If nothing else, The Eagle exposes us to a little Roman history. Based on the popular British novel by Rosemary Sutcliff, The Eagle builds its story around a lost Roman legion. In 120 AD, a 5,000-man legion - the Ninth -- vanished in Caledonia, an area now known as the Scottish highlands. The Legion's symbol - a golden eagle - was lost along with a fair amount of Roman honor.
Believing the empire disgraced, the emperor Hadrian built a wall (immodestly known as Hadrian's Wall) to separate areas controlled by Rome from the uncivilized wilds that he and his generals had failed to subdue.
I'm not sure that historians would agree with my description, but this is history as culled from The Eagle, which stars Channing Tatum and Jamie Bell, the former as a Roman commander, the latter as a Scottish slave. Together our bickering heroes set out to recover the lost eagle and return it to Rome, fighting off foes and building a sword-and-sandals bromance.
Tatum's Marcus Aquila, who speaks a very contemporary sounding English, wants to restore his family's honor. It seems his father commanded the lost legion, and took most of the blame for the Caledonia debacle.
I know. By now, you're thinking I should get on with it already. Is The Eagle any good or not?
To this question, I must apply the assessment that seems most fitting for these sluggish months between the dawn of the New Year and arrival of the Oscar ceremonies: The Eagle strikes me as another movie that may be not be great, but proves acceptable for the moment.
The movie owes much of its interest to a well-worn tactic: Marcus and his slave - Bell's Esca - embark on an adventure, which takes them beyond Hadrian's Wall into exotic turf, a kind of no-man 's-land that brims with peril. Wild-looking Caledonian tribesmen - the warriors sport Mohawks and painted faces and are called the Seal People - inhabit the movie's eerie landscapes.
This part of the story is preceded by a lengthy prologue in which Marcus lands in Britain, where he initially meets with resentment from hardened veterans who view his arrival as a bad omen.
Marcus wins the men over in an early battle in which he's badly wounded. This leads to a period of recuperation with his uncle (a bearded Donald Sutherland). While staying with his uncle, he meets Esca, a slave who comes owes Marcus allegiance for saving his life.
Director Kevin Macdonald (The Last King of Scotland) includes a fair measure of action, much of it shot in disorienting close-ups, over-edited sequences that simulate the frenzied feeling of battle. This is the current vogue, and provides me with an opportunity to throw another log on the fires of my dissatisfaction: Damn few filmmakers know how to direct a coherent fight sequence anymore.

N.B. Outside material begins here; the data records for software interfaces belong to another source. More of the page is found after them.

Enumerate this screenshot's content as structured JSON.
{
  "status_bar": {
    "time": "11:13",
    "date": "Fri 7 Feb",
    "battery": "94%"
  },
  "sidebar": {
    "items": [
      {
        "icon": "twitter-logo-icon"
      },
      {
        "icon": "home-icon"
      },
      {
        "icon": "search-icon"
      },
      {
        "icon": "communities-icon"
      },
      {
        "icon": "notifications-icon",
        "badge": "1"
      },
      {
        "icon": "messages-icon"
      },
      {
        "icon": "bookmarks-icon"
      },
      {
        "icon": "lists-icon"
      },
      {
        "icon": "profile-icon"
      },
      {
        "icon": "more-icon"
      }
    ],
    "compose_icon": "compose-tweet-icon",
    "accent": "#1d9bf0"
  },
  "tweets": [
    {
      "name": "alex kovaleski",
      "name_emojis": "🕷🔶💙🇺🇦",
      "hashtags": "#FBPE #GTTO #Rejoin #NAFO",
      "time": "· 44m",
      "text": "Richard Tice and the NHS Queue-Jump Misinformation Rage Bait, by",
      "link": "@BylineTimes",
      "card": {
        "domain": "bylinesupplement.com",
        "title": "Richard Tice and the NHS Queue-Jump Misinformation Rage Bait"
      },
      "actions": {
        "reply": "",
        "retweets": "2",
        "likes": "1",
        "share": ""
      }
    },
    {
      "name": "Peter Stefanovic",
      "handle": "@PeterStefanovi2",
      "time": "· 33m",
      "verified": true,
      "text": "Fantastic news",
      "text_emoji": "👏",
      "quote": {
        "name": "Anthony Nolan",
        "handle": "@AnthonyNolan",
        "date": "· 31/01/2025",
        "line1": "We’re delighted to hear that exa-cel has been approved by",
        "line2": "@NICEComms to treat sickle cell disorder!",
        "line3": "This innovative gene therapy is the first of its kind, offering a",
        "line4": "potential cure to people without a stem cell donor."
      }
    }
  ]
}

Tatum maintains a stern attitude throughout; he looks the part of a young Roman officer, even if he sometimes comes off as a junior grade Russell Crowe. Bell handles his slave duties well, particularly after a mid-picture plot twist. Esca and Marcus are captured; to save his master, Esca - a Caledonian by birth -- tells the Seal People that he has taken the Roman commander as his slave.
Macdonald and screenwriter Jeremy Brock, who worked together on The Last King of Scotland, build toward a finale that involves a desperate battle, lots of corny dialog and the sort of faux inspiration that we've seen a thousand times before, the usual bromides about fighting for brotherhood, honor and country.
You get the idea: The Eagle probably won't find a home among the great historical epics of cinema, but for February 2011, it might be as good as it gets.